Being an English major was a wonderful thing. I mean, telling people you're an English major was never fun because they would inevitably scrunch up their noses or ask if you were planning on teaching high school. But, actually being an English major was great.
You see, while other people had their noses stuck in boring books about business or chemistry, I was poring over Shakespeare, Chaucer, Jane Austen, Thackeray. In short, I got to read books that people actually want to read. But, being an English major wasn't just about reading literature; it was also about trying to understand literature, trying to get at why an author made a certain choice or trying to search for hidden meanings.
One of the exercises for doing that was the literary close reading. Close reading is perhaps the most left-brained approach to literature, so it might come as some surprise that I absolutely loved it. In doing a close reading, you look to every little writing choice an author has made. You ask things like: Why is that comma there? Why has she used the word "love" ten times? Why is the word "truth" capitalized?
Exciting stuff, right?
Well, perhaps it's not the most intriguing or romantic way of looking at literature, but you can learn a lot by the choices an author makes. You can try to figure out what is most important to the author, how the author understands his subject, what the author wants you to get. This hit me the other day as I was reading through Psalms. I came to a verse that I really like. It says,
"He heals the brokenhearted and binds up their wounds." (Psalm 147:3).
What stood out to me was the similarity of this verse to two verses that I like in Job. Job 5:17-18 says,
"Blessed is the man whom God corrects; so do not despise the discipline of the Almighty. For he wounds, but he also binds up; he injures, but his hands also heal."
What stands out here is that there is a theme of brokenness. However, that theme of brokenness does not stand on it's own; rather, it is joined with the theme of healing, of binding up. What's striking is that this really is the whole Bible story, the story of a broken people who have the opportunity to turn to God, repent, and be healed.
It's not just these two verses. We see this theme of a God who will bind up our wounds running throughout the Bible, starting with the Fall and, of course, in the coming of Christ and the crucifixion. If we look all throughout the Old and New Testaments, we see the theme.

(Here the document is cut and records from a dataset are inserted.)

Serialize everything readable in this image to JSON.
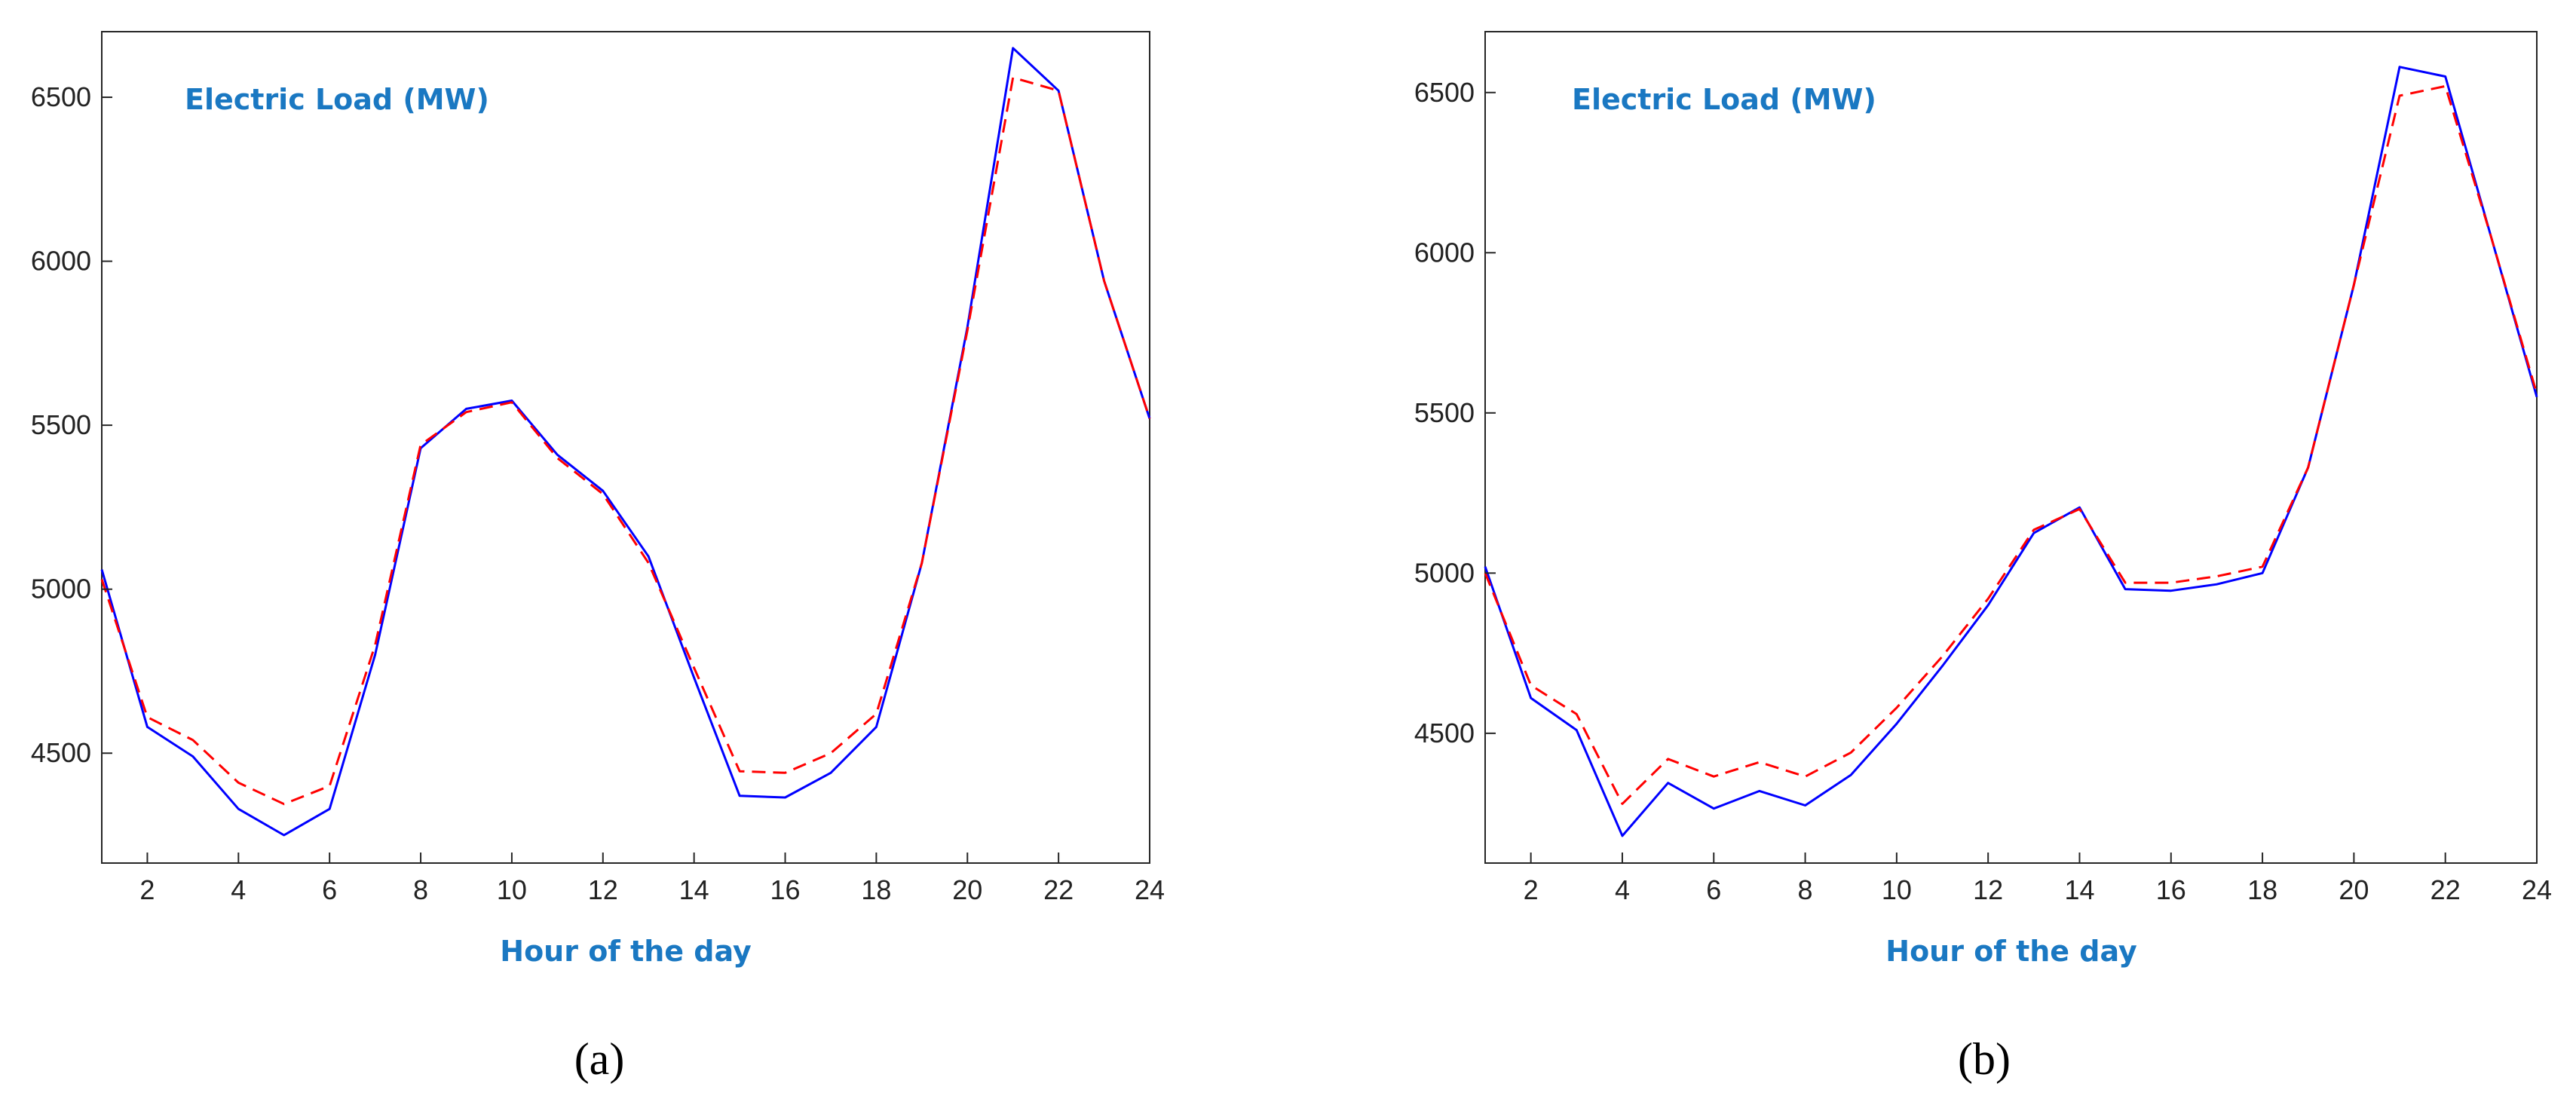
{
  "colors": {
    "actual": "#0000ff",
    "forecast": "#ff0000",
    "label_text": "#1a78c2",
    "axis": "#262626"
  },
  "chart_data": [
    {
      "type": "line",
      "title": "Electric Load (MW)",
      "xlabel": "Hour of the day",
      "ylabel": "",
      "caption": "(a)",
      "xlim": [
        1,
        24
      ],
      "ylim": [
        4165,
        6700
      ],
      "xticks": [
        2,
        4,
        6,
        8,
        10,
        12,
        14,
        16,
        18,
        20,
        22,
        24
      ],
      "yticks": [
        4500,
        5000,
        5500,
        6000,
        6500
      ],
      "grid": false,
      "x": [
        1,
        2,
        3,
        4,
        5,
        6,
        7,
        8,
        9,
        10,
        11,
        12,
        13,
        14,
        15,
        16,
        17,
        18,
        19,
        20,
        21,
        22,
        23,
        24
      ],
      "series": [
        {
          "style": "solid",
          "color": "#0000ff",
          "values": [
            5060,
            4580,
            4490,
            4330,
            4250,
            4330,
            4800,
            5430,
            5550,
            5575,
            5410,
            5300,
            5100,
            4730,
            4370,
            4365,
            4440,
            4580,
            5080,
            5800,
            6650,
            6520,
            5940,
            5520
          ]
        },
        {
          "style": "dashed",
          "color": "#ff0000",
          "values": [
            5030,
            4610,
            4540,
            4410,
            4345,
            4400,
            4830,
            5440,
            5540,
            5570,
            5400,
            5290,
            5080,
            4760,
            4445,
            4440,
            4500,
            4620,
            5080,
            5790,
            6560,
            6520,
            5940,
            5520
          ]
        }
      ]
    },
    {
      "type": "line",
      "title": "Electric Load (MW)",
      "xlabel": "Hour of the day",
      "ylabel": "",
      "caption": "(b)",
      "xlim": [
        1,
        24
      ],
      "ylim": [
        4095,
        6690
      ],
      "xticks": [
        2,
        4,
        6,
        8,
        10,
        12,
        14,
        16,
        18,
        20,
        22,
        24
      ],
      "yticks": [
        4500,
        5000,
        5500,
        6000,
        6500
      ],
      "grid": false,
      "x": [
        1,
        2,
        3,
        4,
        5,
        6,
        7,
        8,
        9,
        10,
        11,
        12,
        13,
        14,
        15,
        16,
        17,
        18,
        19,
        20,
        21,
        22,
        23,
        24
      ],
      "series": [
        {
          "style": "solid",
          "color": "#0000ff",
          "values": [
            5020,
            4610,
            4510,
            4180,
            4345,
            4265,
            4320,
            4275,
            4370,
            4530,
            4710,
            4900,
            5125,
            5205,
            4950,
            4945,
            4965,
            5000,
            5330,
            5900,
            6580,
            6550,
            6050,
            5550
          ]
        },
        {
          "style": "dashed",
          "color": "#ff0000",
          "values": [
            5000,
            4650,
            4560,
            4280,
            4420,
            4365,
            4410,
            4365,
            4440,
            4580,
            4740,
            4920,
            5135,
            5200,
            4970,
            4970,
            4990,
            5020,
            5330,
            5900,
            6490,
            6520,
            6050,
            5560
          ]
        }
      ]
    }
  ]
}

We even see it in the short but terrifying book of Zephaniah. The other day, I was talking to my uncle, and he pointed out a verse from Zephaniah which speaks to this very point. In Zephaniah, amid a book in which God was pouring out well-deserved punishment on His people, we get Zephaniah 3:17 which says,
"The Lord your God is with you, he is mighty to save. He will take great delight in you, he will quiet you with his love, he will rejoice over you with singing."
Isn't that an amazing picture, to think of God delighting in us, to think of God singing over us as we might sing over a child who is crying? But, again, this is the theme that runs throughout the Bible. We don't have to undertake a close reading to find these themes. We learn, without looking too closely, that despite our sins, despite our faults, God is there, waiting for us to let Him bind our wounds, even those wounds we've brought on ourselves.
Because the themes of brokenness and healing run throughout the Bible, it is not surprising to learn that we are broken, nor is it surprising to learn that God will heal our brokenness. What is surprising is that we don't turn away from those things which hurt us and toward a God who heals. What is surprising is that we don't let ourselves be healed, that we don't listen for His singing, that we don't let our broken hearts and selves be bound.